26/2017: Regulamenta as concessões do serviço público de transporte coletivo

PROJETO DE LEI COMPLEMENTAR Nº 26/2017
EMENTA:REGULAMENTA O PROCESSO DE CONCESSÕES DO SERVIÇO PÚBLICO DE TRANSPORTE COLETIVO DE PASSAGEIROS POR ÔNIBUS
Autor(es): VEREADOR RENATO CINCO, VEREADOR TARCÍSIO MOTTA, VEREADOR DAVID MIRANDA, VEREADOR LEONEL BRIZOLA, VEREADORA MARIELLE FRANCO, VEREADOR PAULO PINHEIRO

A CÂMARA MUNICIPAL DO RIO DE JANEIRO
DECRETA:

Art. 1º Os serviços de transporte coletivo municipal serão operados preferencialmente pelo Município, através de empresa pública especialmente criada para esse fim, quando houver concessão deste tipo de serviço, os dispostos nesta Lei deverão ser respeitados.

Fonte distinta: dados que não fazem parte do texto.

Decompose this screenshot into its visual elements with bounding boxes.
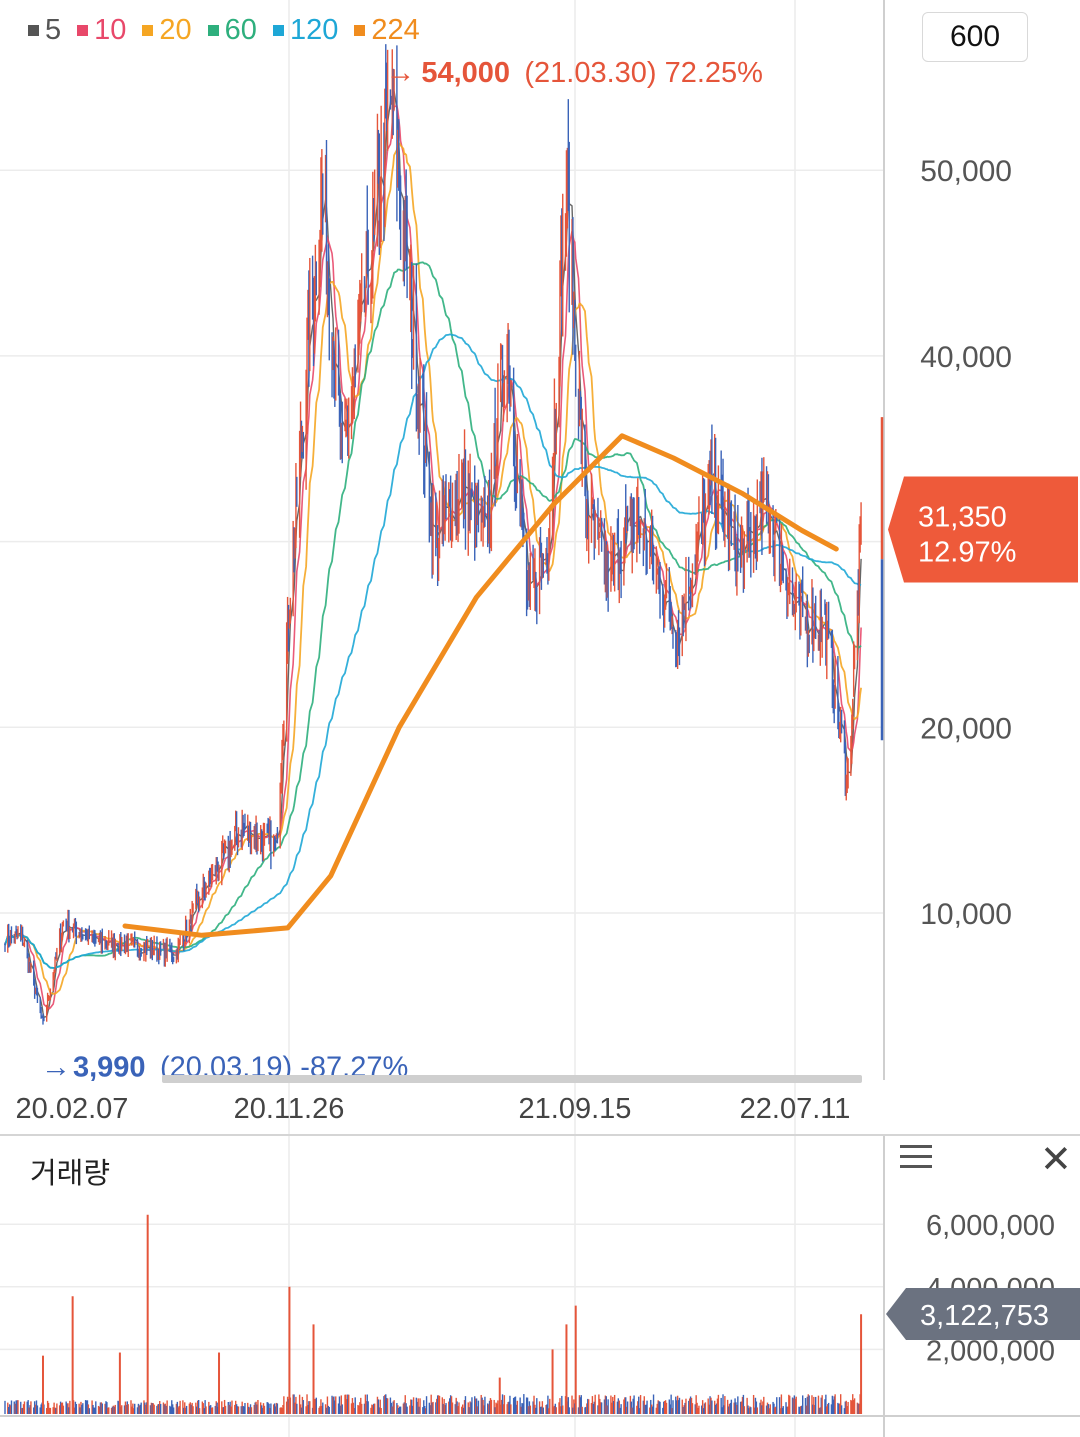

Art. 2º As concessões de serviços públicos de transporte coletivo de passageiros por ônibus apenas poderão prever a remuneração das empresas pelo quilômetro de serviço prestado, ficando vedada a remuneração pela tarifa do usuário do sistema.

Parágrafo único. Desde que devidamente amparada em cálculos técnicos, deverá haver remuneração diferenciada nos casos que a legislação trabalhista prevê abonos como para serviço noturno ou no final de semana.

Art. 3º As concessões de serviços públicos de transporte coletivo de passageiros por ônibus devem contemplar no mínimo os seguintes conteúdos:

I – itinerários das linhas licitadas;
II – horários e frequências das linhas licitadas;
III – o valor máximo a ser pago pelo serviço de ônibus por quilômetro ofertado, bem como a sua regra de reajuste anual;
IV – quantidade, tipo, estado de conservação, padrão de acessibilidade, climatimatização, padrão de emissões de gases poluentes, ruído produzido e idade máxima de frota exigida, sendo vedada a utilização de veículos que demandam que o motorista cumpra a dupla função;
V – instalações sanitárias mínimas para os trabalhadores do serviço nos pontos finais;
VI – mecanismos anuais de transparência e divulgação do número de passageiros transportados;
VII – estabelecimento de punições progressivas, desde advertências até multas e perda definitiva da concessão por descumprimentos do estabelecido no edital e no contrato;
VIII – previsão e regulamentação da utilização de propagandas nos veículos que prestarão serviço.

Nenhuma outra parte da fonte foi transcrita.